The New Popular Front refused to participate in the second round of talks, while the far-right National Rally was excluded from the negotiating table after engaging in the first round of discussions.

The left is organizing nationwide protests, calling for supporters to hit the streets on Sept. 7. They argue that since they won the most seats in the National Assembly — taking 180 out of 577 — Macron’s refusal to appoint Castets is undemocratic. The New Popular Front was far from winning an absolute majority, which would be needed to effectively pass legislation.

Far-left La France Insoumise (France Unbowed) founder Jean-Luc Mélenchon, right, clenches his fist with other party members after the second round of the legislative elections Sunday, July 7, 2024, in Paris. (AP Photo/Thomas Padilla)

According to Luc Rouban, a senior research fellow at Sciences Po Paris, Macron’s decision not to name Castets isn’t undemocratic in a technical sense but reveals a difference between political and institutional logic. Constitutionally, Macron has the power to choose the prime minister regardless of the election results.

“In reality, you have two opposing logics: You have the purely political logic of the New Popular Front saying, ‘We came out on top, so we have to appoint a prime minister,’” Rouban said. “And then you have the purely institutional logic of the president who says, ‘All of that is very good, but I am the guarantor of the stability of the institutions of the republic, so I have to be careful that the government will be stable and solid and will not fall after a few days.’”

Macron is expected to name a new prime minister in the coming days; the government must present a budget for 2025 in roughly one month.

Rouban believes Macron has the best shot at forming an effective government if he unites the center and right-wing parties.

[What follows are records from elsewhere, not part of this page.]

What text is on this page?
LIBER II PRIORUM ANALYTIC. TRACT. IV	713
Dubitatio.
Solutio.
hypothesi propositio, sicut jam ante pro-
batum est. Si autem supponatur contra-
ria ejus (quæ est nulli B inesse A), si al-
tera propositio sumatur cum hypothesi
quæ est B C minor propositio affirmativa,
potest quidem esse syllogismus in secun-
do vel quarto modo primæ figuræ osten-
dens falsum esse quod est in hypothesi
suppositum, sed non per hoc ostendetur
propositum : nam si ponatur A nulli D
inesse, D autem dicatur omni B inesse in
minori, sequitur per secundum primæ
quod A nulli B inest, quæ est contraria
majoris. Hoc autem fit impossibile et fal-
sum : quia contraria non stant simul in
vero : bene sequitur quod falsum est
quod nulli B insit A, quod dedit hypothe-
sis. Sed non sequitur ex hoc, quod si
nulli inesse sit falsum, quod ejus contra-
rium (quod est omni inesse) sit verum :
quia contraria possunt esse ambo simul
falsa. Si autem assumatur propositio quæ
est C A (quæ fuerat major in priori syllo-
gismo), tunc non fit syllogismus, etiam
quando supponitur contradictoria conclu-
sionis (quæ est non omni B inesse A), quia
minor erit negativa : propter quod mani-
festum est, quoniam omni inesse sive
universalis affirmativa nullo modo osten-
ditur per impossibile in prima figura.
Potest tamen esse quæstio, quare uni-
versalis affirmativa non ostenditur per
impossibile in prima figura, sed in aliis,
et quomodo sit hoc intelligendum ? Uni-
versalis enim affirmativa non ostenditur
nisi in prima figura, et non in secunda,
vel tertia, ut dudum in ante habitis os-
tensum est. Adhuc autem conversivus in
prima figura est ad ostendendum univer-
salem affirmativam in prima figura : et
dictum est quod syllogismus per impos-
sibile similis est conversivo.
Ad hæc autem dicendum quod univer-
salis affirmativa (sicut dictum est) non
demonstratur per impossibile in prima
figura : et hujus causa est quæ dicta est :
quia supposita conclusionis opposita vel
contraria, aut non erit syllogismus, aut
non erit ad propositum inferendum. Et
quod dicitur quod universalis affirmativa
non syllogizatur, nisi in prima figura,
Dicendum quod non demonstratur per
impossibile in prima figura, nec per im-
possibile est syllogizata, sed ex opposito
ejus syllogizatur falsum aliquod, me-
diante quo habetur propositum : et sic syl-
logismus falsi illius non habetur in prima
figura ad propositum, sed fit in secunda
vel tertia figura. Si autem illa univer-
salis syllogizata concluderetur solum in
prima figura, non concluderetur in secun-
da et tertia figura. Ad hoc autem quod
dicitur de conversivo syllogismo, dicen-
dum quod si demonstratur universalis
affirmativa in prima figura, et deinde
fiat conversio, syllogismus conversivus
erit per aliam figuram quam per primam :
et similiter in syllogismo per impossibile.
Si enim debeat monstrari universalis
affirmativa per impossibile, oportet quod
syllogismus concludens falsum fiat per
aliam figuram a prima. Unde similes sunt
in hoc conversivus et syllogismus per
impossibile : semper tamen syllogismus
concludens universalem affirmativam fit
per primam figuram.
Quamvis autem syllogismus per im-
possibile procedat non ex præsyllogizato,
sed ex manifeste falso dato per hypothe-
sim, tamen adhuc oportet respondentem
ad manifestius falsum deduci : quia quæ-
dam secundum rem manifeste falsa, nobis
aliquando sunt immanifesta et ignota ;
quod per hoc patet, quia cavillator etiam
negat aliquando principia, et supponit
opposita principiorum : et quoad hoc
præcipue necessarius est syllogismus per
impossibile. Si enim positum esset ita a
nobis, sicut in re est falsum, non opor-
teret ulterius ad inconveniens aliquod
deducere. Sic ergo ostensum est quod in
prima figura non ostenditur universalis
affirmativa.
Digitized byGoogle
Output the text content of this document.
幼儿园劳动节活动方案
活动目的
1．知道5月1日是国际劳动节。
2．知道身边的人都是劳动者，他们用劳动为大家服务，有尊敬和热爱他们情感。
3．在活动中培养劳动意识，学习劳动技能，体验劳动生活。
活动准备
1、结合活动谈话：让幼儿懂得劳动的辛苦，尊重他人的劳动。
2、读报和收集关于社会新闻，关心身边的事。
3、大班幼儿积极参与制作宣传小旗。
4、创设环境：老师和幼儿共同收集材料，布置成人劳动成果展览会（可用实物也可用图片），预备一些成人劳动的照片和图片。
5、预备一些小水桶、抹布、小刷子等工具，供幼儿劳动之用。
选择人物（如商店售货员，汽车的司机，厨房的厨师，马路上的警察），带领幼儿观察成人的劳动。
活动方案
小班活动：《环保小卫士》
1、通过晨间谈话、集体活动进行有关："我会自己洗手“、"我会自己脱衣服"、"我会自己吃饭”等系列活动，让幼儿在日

“With a center-right government, you’ll find the Macronists, who still have a lot of deputies; Les Républicains; and at least a passive agreement of the National Rally, who won’t do anything to stop them,” he told Courthouse News. “That’s what we’re going to have.”

Throughout much of his presidency, Macron has been unfavorably compared to French monarchs with a history of passing unpopular legislation and reforms.

On Wednesday morning, André Bergereau sat in the central Charles de Gaulle square in Marseille, smoking a pipe. Reflecting on the state of the government, he shook his head and rolled his eyes.

“Macron has to be fired,” he told Courthouse News. “He’s the only one that makes decisions, the only one running things.”

He echoed the common criticism that Macron is a one-man show. Although France has a parliament, its president retains much more power than leaders in Britain or Germany.

Rouban said of Macron, “He’s in a logic that is very particular, but he has an interpretation of the constitution that is very constitutional. He has a lot of decision-making power, but politically he doesn’t have much support.”

In recent years, Macron has become an increasingly controversial figure in France, marked by the Yellow Vest protests and unpopular pension reforms that sparked widespread nationwide protests for weeks in 2023. Both the left and the right have advocated for repealing some of the president’s biggest reforms.

Demonstrators walk through a cloud of teargas on the Trocadero plaza during scuffles with police in Paris, France, on Feb. 23, 2019. French yellow vest protest organizers are trying to tamp down violence and anti-Semitism in the movement’s ranks as they launch a 15th straight weekend of demonstrations. (AP Photo/Kamil Zihnioglu)

Rouban argues that Macron believes he was elected on a mandate that included these initiatives and doesn’t want to let them go.

“He’s still in his very personal perspective to lead his program of reform of French society,” he said. “And he doesn’t want to compromise on that.”